The father then told the mother that he was not ready to get married and the relationship broke off. But the father made his desire to care for the child clear. When the mother later asked the father about relinquishing his parental rights, the father replied that if she did not want the baby he would care for it. Later, the mother told the father that there was "no more baby." The father's aunt called the mother for clarification, whereupon the mother stated she had miscarried.
The mother then surrendered the child for adoption, swearing she did not know the father's identity or whereabouts because she had been raped while unconscious at a party thrown by unidentified people. She made no police report and no signs of rape were found upon examination. Based upon that information, the agency published notification in a newspaper to the unknown parent.
The father saw a news article about a baby that had been abandoned at a hospital around the time of the alleged miscarriage. Suspecting the mother may have lied, the father contacted the hospital, but was denied information due to confidentiality laws. So the father contacted Social Services to take a DNA test regarding the abandoned child. The results were negative. But Social Services contacted the mother, who stuck by her party/rape story and said that the child had been adopted. Social Services contacted the adoption agency and arranged for a paternity test for the father. The results were positive and the father moved to legitimate the child.

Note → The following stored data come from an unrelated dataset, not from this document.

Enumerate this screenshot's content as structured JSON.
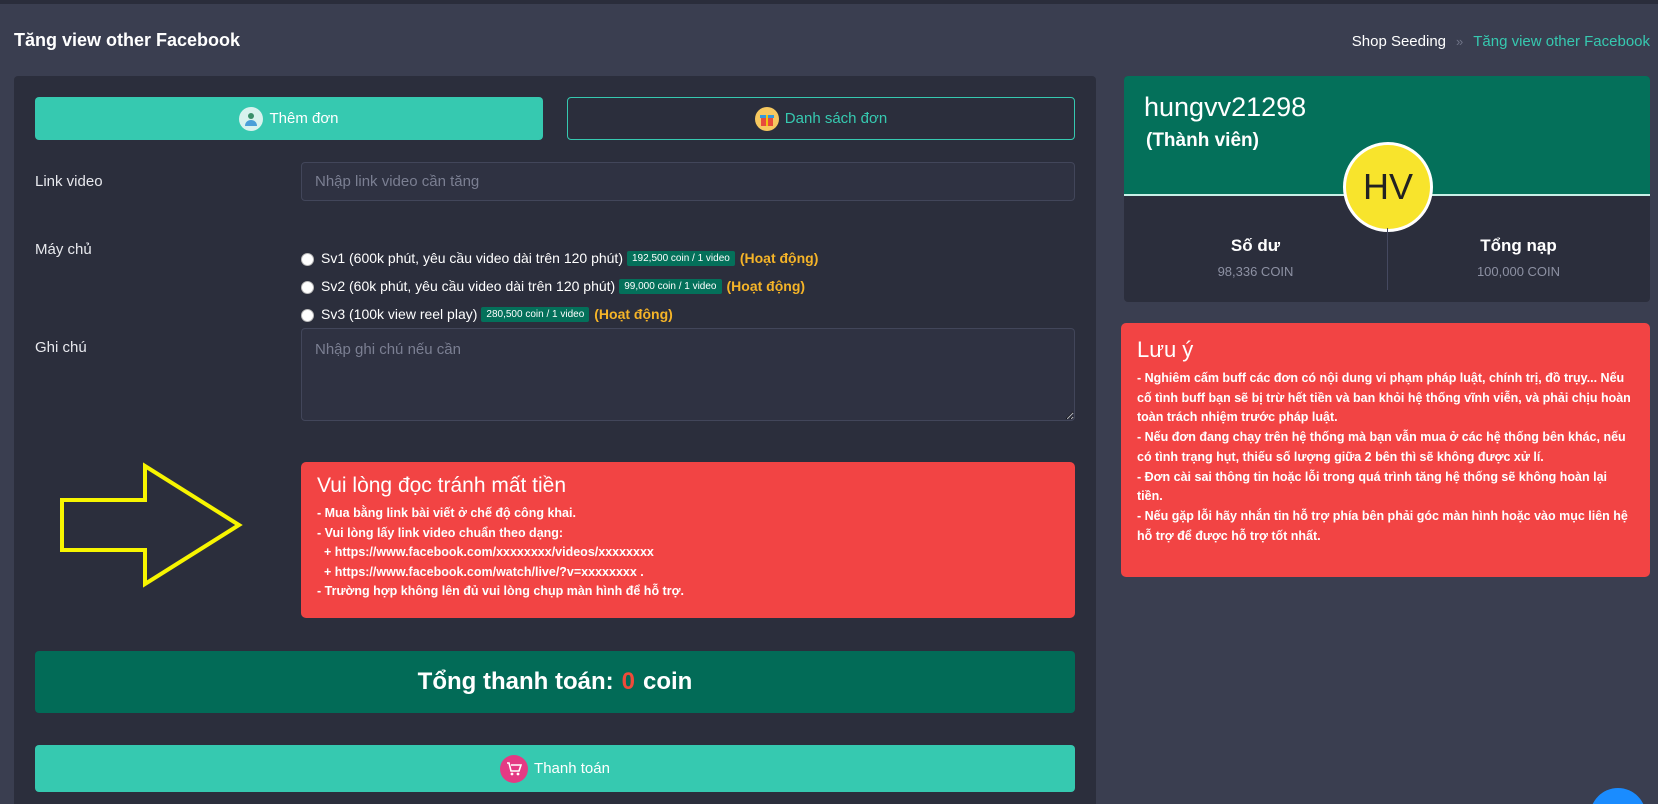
{
  "header": {
    "title": "Tăng view other Facebook",
    "breadcrumb_root": "Shop Seeding",
    "breadcrumb_sep": "»",
    "breadcrumb_current": "Tăng view other Facebook"
  },
  "tabs": {
    "add_label": "Thêm đơn",
    "list_label": "Danh sách đơn"
  },
  "form": {
    "link_label": "Link video",
    "link_placeholder": "Nhập link video cần tăng",
    "server_label": "Máy chủ",
    "servers": [
      {
        "name": "Sv1 (600k phút, yêu cầu video dài trên 120 phút)",
        "price": "192,500 coin / 1 video",
        "status": "(Hoạt động)"
      },
      {
        "name": "Sv2 (60k phút, yêu cầu video dài trên 120 phút)",
        "price": "99,000 coin / 1 video",
        "status": "(Hoạt động)"
      },
      {
        "name": "Sv3 (100k view reel play)",
        "price": "280,500 coin / 1 video",
        "status": "(Hoạt động)"
      }
    ],
    "note_label": "Ghi chú",
    "note_placeholder": "Nhập ghi chú nếu cần"
  },
  "warning": {
    "title": "Vui lòng đọc tránh mất tiền",
    "lines": [
      "- Mua bằng link bài viết ở chế độ công khai.",
      "- Vui lòng lấy link video chuẩn theo dạng:",
      "  + https://www.facebook.com/xxxxxxxx/videos/xxxxxxxx",
      "  + https://www.facebook.com/watch/live/?v=xxxxxxxx .",
      "- Trường hợp không lên đủ vui lòng chụp màn hình để hỗ trợ."
    ]
  },
  "total": {
    "label": "Tổng thanh toán:",
    "value": "0",
    "unit": "coin"
  },
  "pay_label": "Thanh toán",
  "profile": {
    "username": "hungvv21298",
    "role": "(Thành viên)",
    "initials": "HV",
    "balance_label": "Số dư",
    "balance_value": "98,336 COIN",
    "deposit_label": "Tổng nạp",
    "deposit_value": "100,000 COIN"
  },
  "notice": {
    "title": "Lưu ý",
    "lines": [
      "- Nghiêm cấm buff các đơn có nội dung vi phạm pháp luật, chính trị, đồ trụy... Nếu cố tình buff bạn sẽ bị trừ hết tiền và ban khỏi hệ thống vĩnh viễn, và phải chịu hoàn toàn trách nhiệm trước pháp luật.",
      "- Nếu đơn đang chạy trên hệ thống mà bạn vẫn mua ở các hệ thống bên khác, nếu có tình trạng hụt, thiếu số lượng giữa 2 bên thì sẽ không được xử lí.",
      "- Đơn cài sai thông tin hoặc lỗi trong quá trình tăng hệ thống sẽ không hoàn lại tiền.",
      "- Nếu gặp lỗi hãy nhắn tin hỗ trợ phía bên phải góc màn hình hoặc vào mục liên hệ hỗ trợ để được hỗ trợ tốt nhất."
    ]
  },
  "colors": {
    "accent": "#36c9b0",
    "dark_green": "#04705a",
    "danger": "#f24444",
    "status": "#f5b428",
    "avatar": "#f8e42c"
  },
  "icons": {
    "add_tab": "user-add-icon",
    "list_tab": "gift-list-icon",
    "pay": "cart-icon",
    "arrow": "arrow-right-icon",
    "chat": "chat-icon"
  }
}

The trial court found, among other things, that the father had continued to prepare to parent the minor child by maintaining consistent contact by phone and in person with the mother regarding the progress of the pregnancy, leaving school to return home to care for the child, gaining and maintaining employment, attending a prenatal appointment, caring for the mother's other two children so that she could attend other prenatal appointments, engaging in conversations regarding the naming of the child, and purchasing a larger car to transport the child. The father's consent was therefore needed.

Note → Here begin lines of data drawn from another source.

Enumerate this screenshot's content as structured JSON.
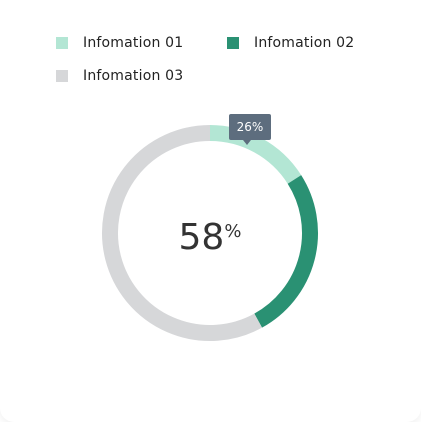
{
  "chart_data": {
    "type": "donut",
    "series": [
      {
        "name": "Infomation 01",
        "value": 16,
        "color": "#b3e6d4"
      },
      {
        "name": "Infomation 02",
        "value": 26,
        "color": "#2a9173"
      },
      {
        "name": "Infomation 03",
        "value": 58,
        "color": "#d6d7d9"
      }
    ],
    "center": {
      "value": "58",
      "unit": "%"
    },
    "callout": {
      "label": "26%",
      "series": "Infomation 02"
    },
    "legend_position": "top-left"
  }
}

The Appellate Court reversed, holding that the trial court had not found facts showing that, after suspecting that the mother had lied, and before the adoption petition was filed, the father had legitimated, supported, or consistently cared for the child.
For years I have heard people say that a father who does not stay in contact with the mother after having a relationship with her to determine the status of a pregnancy deserves no say in the adoption of his biological child. This case proves that this notion is simply an excuse to eliminate fathers according to mothers' wishes. Here, the father did everything he could do to inquire. The court still concluded that the father had not followed the statutes by legitimating, supporting, or consistently caring for the child after suspecting the mother had lied. Obviously, inquiring and staying in contact was not enough. The father still needed to predict the mother was lying and find the ultimate truth.
That is the very catch-22 I have been discussing for some time: Where one law requires the father claim paternity and support while another law lets the mother keep the father from gaining the information he needs to do that. One answer, which I have voiced in several interviews, is to establish a putative father registry that does not require paternity claiming, and to eliminate the abandonment question where the mother works against the father.
Instead, we have a replay of Baby Richard, where the mother told the father that the child had died and the father searched for the truth. The father in Baby Richard was given custody four years later after the court found that the father had done all he could reasonably do given the mother's actions. After that case, there was an outcry for enacting putative father registries, wherein fathers could make their interests known without having to claim paternity or overcome the mother's dishonesty. Like Illinois in Baby Richard, North Carolina did not have a putative father registry
This case simply proves that even where a father inquires, cares for, and stays in contact with the mother, he will still be judged on whether he learned the full truth regardless of what he did to inquire or what the mother did to mislead him.
Erik L. Smith is a certified paralegal in Columbus, Ohio and an independent legal researcher for family law and personal injury attorneys. He has appeared on NPR, CNN, and PBS regarding adoption law and has published several of his articles on the internet and in hard copy publications such as Ohio Lawyer, Air Force Law Review, Probate Law Journal of Ohio, Adoption Today, and Midwifery Today.